И ему казалось, что и теперь он уже другой, не тот, что ходил за сохой в Лозищах или в праздник глазел на базар в соседнем городе. Уже одно то, что он видел это колыхающееся без конца море, эти корабли, этих странных, чужих людей… То, что его глаз смотрел в тайну морской глубины и что он чувствовал ее в душе и думал о ней и об этих чужих людях, и о себе, когда он приедет к ним, — все это делало его как будто другим человеком. И он вглядывался вперед, в яркую синеву неба или в пелену морских туманов, как будто искал там свое место и свое будущее…
В одну из таких минут, когда неведомые до тех пор мысли и чувства всплывали из глубины его темной души, как искорки из глубины темного моря, он разыскал на палубе Дыму и спросил:
— Послушай, Дыма. Как ты думаешь, все-таки: что это у них там за свобода?
Но Дыма ответил сердито:
— Убирайся ты… Поищи себе трясцу (лихорадку) или паралича, чтобы тебя разбило вдребезги ясным громом.

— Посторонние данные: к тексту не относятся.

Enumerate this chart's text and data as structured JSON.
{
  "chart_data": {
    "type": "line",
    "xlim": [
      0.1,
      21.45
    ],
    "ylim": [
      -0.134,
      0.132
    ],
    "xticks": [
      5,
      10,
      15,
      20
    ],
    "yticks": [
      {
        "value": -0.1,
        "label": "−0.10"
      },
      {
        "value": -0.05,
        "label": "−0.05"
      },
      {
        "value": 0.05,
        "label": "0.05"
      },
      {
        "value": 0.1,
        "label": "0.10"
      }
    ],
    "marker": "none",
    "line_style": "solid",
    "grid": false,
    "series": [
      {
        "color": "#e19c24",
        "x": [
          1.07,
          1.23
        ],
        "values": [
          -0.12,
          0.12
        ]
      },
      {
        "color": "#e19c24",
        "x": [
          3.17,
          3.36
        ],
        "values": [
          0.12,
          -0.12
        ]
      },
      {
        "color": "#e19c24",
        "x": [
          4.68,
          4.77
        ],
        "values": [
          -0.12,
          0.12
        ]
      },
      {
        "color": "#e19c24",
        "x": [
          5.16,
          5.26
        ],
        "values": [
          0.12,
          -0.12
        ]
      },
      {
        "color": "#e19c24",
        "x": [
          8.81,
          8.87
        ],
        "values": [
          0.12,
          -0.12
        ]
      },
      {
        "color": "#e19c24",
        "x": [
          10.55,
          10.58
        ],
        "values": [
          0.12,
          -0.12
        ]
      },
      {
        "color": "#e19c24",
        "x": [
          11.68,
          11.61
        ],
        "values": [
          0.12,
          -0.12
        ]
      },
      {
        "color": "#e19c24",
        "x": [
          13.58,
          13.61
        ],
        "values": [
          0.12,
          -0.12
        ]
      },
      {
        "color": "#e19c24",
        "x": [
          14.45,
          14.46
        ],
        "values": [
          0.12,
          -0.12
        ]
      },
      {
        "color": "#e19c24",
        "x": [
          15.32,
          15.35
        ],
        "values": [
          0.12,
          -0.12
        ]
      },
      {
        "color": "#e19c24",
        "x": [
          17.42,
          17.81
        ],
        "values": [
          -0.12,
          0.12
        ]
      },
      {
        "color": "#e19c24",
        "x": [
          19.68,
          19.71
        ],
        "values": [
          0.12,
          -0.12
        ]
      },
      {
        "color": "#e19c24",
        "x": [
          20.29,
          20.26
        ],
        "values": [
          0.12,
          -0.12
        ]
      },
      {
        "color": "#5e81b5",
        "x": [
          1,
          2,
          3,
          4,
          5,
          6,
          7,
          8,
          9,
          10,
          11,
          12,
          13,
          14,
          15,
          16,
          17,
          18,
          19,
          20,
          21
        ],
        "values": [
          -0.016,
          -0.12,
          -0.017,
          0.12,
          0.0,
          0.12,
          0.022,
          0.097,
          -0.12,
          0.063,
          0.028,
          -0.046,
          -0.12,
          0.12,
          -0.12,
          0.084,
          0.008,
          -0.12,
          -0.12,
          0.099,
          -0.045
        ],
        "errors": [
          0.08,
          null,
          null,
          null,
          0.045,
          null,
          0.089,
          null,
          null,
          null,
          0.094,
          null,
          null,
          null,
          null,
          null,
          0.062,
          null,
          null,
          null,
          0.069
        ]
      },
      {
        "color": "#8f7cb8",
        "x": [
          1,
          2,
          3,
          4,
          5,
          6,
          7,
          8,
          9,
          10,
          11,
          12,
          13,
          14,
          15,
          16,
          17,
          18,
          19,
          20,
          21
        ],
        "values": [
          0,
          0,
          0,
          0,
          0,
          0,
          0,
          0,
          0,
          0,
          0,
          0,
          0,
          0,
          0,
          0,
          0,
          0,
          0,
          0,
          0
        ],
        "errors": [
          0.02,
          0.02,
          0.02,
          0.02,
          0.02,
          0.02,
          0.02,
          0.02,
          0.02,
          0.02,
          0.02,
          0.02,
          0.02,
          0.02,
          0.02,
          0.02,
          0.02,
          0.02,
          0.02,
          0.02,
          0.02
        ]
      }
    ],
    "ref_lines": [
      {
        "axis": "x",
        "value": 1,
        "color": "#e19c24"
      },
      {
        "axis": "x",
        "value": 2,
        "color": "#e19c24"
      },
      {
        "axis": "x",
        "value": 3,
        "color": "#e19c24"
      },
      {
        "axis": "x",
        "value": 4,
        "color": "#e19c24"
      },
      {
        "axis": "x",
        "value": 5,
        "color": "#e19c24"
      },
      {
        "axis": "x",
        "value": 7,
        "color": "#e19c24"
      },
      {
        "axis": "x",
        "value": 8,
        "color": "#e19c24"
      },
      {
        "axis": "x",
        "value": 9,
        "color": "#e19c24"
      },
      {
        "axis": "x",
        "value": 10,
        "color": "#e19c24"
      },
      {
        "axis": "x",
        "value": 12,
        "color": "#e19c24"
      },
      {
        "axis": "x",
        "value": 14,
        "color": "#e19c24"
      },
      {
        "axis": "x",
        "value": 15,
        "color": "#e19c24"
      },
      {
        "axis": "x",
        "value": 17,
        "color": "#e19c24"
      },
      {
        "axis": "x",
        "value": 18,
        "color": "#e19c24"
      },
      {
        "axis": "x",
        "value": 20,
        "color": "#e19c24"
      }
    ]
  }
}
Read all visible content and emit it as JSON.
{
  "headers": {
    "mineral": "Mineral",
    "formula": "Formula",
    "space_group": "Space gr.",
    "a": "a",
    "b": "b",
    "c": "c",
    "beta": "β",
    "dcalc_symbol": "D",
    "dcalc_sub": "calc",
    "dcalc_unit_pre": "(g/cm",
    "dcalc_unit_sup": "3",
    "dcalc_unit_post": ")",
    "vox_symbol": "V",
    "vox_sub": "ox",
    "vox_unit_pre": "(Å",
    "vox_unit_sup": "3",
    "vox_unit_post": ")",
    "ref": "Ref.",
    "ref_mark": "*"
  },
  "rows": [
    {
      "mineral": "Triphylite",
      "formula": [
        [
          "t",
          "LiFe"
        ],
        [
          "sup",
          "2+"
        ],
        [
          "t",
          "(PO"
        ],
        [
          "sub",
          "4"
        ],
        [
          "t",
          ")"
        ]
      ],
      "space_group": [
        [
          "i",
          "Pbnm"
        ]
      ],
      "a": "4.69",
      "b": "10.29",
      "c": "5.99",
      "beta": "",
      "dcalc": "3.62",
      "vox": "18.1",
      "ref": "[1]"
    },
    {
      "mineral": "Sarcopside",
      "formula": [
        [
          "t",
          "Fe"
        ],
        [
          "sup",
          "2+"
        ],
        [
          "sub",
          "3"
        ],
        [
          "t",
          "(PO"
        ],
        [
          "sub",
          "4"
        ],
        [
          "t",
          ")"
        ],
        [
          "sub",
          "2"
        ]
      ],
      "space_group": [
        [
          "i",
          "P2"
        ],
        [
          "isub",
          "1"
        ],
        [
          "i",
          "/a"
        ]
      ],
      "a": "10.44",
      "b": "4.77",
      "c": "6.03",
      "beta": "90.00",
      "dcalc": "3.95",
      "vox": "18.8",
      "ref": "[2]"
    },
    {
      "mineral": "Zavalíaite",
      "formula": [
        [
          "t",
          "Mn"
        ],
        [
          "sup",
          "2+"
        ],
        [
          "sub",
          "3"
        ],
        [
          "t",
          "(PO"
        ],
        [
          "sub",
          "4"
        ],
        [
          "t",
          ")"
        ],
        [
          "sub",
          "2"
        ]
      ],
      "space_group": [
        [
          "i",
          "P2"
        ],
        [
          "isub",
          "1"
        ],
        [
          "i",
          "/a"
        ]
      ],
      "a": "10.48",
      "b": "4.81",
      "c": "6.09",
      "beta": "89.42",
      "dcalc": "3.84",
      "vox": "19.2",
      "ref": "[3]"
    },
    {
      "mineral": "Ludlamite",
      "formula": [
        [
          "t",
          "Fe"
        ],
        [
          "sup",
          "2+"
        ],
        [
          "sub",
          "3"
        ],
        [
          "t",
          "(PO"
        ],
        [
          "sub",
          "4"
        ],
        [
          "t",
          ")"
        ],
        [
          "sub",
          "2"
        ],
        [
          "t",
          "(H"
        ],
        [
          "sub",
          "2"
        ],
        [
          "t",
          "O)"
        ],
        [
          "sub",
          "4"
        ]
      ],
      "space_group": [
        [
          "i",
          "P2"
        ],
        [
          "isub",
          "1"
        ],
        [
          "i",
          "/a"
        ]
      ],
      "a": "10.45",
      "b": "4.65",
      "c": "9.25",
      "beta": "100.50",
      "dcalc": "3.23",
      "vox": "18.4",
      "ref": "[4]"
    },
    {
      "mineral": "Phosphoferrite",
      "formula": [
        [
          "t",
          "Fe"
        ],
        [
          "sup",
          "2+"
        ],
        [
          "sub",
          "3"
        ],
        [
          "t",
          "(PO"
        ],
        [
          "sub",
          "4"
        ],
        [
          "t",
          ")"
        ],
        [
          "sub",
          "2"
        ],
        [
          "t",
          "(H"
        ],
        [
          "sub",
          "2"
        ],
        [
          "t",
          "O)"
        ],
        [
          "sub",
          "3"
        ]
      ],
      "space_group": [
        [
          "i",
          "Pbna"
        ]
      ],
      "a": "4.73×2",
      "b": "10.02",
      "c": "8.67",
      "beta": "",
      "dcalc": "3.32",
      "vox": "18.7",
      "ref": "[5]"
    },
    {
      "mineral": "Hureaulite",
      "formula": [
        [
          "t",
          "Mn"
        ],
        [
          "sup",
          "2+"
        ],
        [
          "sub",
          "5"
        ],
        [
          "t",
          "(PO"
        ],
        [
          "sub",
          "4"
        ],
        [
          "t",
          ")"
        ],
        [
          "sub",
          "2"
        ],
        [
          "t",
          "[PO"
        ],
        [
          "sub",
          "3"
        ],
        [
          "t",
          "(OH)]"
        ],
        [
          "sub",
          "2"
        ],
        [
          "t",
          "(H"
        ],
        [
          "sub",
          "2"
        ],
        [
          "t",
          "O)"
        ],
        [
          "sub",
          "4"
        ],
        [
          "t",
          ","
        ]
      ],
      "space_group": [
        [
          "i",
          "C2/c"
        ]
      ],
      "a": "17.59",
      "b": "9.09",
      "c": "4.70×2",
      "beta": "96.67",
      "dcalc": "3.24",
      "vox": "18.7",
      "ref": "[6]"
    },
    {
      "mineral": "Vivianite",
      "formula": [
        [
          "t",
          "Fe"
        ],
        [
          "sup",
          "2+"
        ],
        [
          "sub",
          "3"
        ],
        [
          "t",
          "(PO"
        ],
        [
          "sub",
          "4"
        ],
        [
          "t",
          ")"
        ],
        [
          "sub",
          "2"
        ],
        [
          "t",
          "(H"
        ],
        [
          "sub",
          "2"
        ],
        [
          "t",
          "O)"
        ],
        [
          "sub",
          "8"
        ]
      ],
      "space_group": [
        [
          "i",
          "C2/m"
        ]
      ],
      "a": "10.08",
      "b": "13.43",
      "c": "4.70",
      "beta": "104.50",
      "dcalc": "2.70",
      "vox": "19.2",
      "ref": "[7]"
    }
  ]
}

Это оттого, что бедному Дыме в эту минуту был не мил белый свет. Потому что, когда корабль раскачивало направо и налево, то от кормы к носу, то опять от носа к корме, — тогда небо, казалось, вот-вот опрокинется на море, а потом опять море все разом лезло высоко к небу. От этого у бедного Дымы страшно кружилась голова, что-то тосковало под ложечкой, и он все подходил к борту корабля и висел книзу головой, точно тряпка, повешенная на плетне для просушки. Бедного Дыму сильно тошнило, и он кричал, что это проклятое море вывернет его наизнанку, и заклинал Христом-богом, чтобы корабль пристал к какому-нибудь острову, и чтоб его, Дыму, высадили хоть к дикарям, если не хотят загубить христианскую душу. Сначала Матвей очень дивился тому, что у Дымы оказался такой непостоянный характер, и даже пробовал всячески стыдить его. Но потом увидел, что это не с одним Дымой; многие почтенные люди и даже шведские и датские барышни, которые плыли в Америку наниматься в горничные и кухарки, так же висели на бортах, и с ними было все то же, что и с Дымой. Тогда Матвей понял, что это на океане дело обыкновенное. Самому ему становилось иногда неприятно — и только; Дыма — человек нервный — проклинал и себя, и Осипа, и Катерину, и корабль, и того, кто его выдумал, и всех американцев, даже еще не рожденных на свет… Порой, кажется, он готов был даже кощунствовать, но все-таки сдерживался… Потому что на море оно как-то не так легко, как иной раз на земле…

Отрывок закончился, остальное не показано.